The biggest problem with employer retirement plans offered to employees is that they include a very limited number of investment choices. Of the ones offered, many overlap in the types of stocks and bonds they invest in. A study from Columbia University found that the median number of mutual funds made available to employees was just 13. And this included all funds, even money market funds, fixed income funds, and balanced funds, as well as stocks.
Since you have fewer investment choices within your 401k, your employer-sponsored plan hampers your ability to profit during different market trends and to reposition your retirement balance into accounts with stocks, bonds, mutual funds and ETFs that offer higher risk-reward profiles.
The best thing you can do is to set up a 401k Rollover account with a brokerage that will give you access to all the types of investments available in the market. (We use TradeKing for all of our accounts, since they have great educational materials and really low fees.) By opening up a 401k roll over IRA at another company, you can break out of the limits of your employer-sponsored plan and thereby increase exponentially the number of mutual funds, stocks, bonds, ETFs, money markets and more that you have available for investing. Choose a broker that has great resources for investors to learn, such as large investor discussion groups, materials about how to invest, training videos and so on. There’s always something to learn to grow your retirement account to its fullest potential.
It’s easy to see how you might improve our retirement account returns. If you transfer $50,000 out of your 401k plan, and move it to the Rollover IRA, having a wider range of investment choices can mean that your annual return increases from 8% in the old 401k, to 12% in the Rollover IRA. After 20 years, your roll over IRA will be worth $482,315, more than twice the $233,048 that you would have had if you’d kept your funds in the employer-sponsored plan – and that assumes you haven’t added any deposits to your Rollover IRA.
So how do you set up a 401k rollover account? There are two ways you can do it. You can start by opening a Rollover IRA account with your new broker (also known as a self directed IRA, because now you call the shots!) After that account is set up, you can contact your plan administrator from your former employer and ask to transfer your assets into the new account.
After that your two choices are to have the money sent directly from your previous 401k plan, into the rollover IRA account. This is known as a direct rollover.

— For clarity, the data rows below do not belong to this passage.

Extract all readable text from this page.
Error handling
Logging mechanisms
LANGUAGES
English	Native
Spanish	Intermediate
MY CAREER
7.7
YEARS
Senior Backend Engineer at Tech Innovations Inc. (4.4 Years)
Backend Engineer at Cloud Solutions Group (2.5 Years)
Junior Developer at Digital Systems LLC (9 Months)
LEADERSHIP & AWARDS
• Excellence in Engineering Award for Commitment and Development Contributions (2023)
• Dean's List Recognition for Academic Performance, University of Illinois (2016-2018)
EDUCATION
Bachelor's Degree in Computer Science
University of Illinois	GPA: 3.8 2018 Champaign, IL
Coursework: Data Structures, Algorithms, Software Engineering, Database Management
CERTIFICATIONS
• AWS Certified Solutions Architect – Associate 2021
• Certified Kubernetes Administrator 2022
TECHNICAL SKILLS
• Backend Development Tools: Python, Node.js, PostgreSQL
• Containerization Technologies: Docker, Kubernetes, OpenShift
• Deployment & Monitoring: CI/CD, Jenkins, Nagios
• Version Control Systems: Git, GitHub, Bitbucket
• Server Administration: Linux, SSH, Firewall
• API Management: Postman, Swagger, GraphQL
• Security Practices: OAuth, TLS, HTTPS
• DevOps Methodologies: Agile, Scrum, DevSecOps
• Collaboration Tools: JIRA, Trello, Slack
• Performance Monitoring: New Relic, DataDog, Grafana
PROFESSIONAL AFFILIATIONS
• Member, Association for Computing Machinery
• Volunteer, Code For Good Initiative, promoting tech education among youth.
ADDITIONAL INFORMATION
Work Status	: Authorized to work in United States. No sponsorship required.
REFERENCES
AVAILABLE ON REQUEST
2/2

The second alternative is the indirect rollover, where you you take a distribution of the funds from the retirement plan, then deposit them yourself into your new roll over account. Other than in the event some exception applies, you are given 60 days to get that distribution into the new account and avoid any taxes or penalties for a withdrawal. Check with your old and new plan administrators to see which is right for you.
Now that you have set up your 401k rollover account, you can continually leverage that account each time you switch jobs, by moving any accumulated 401k investments into the rollover account. You just have to instruct your employer’s retirement plan administrator to transfer your assets to the new IRA account.
There is also an option for your to continue to deposit funds to your new IRA, however check to see whether you are subject to limits regarding annual contribution amounts.
The bottom line is, why leave your retirement funds to sit in an account where they are not going to work as hard for you as possible? Opening up your own self-directed IRA by transferring to a 401k rollover is your best option for growing your future retirement nest egg. Your new 401k rollover, now opened up as a self-directed IRA, will give you much more control over growing your retirement savings.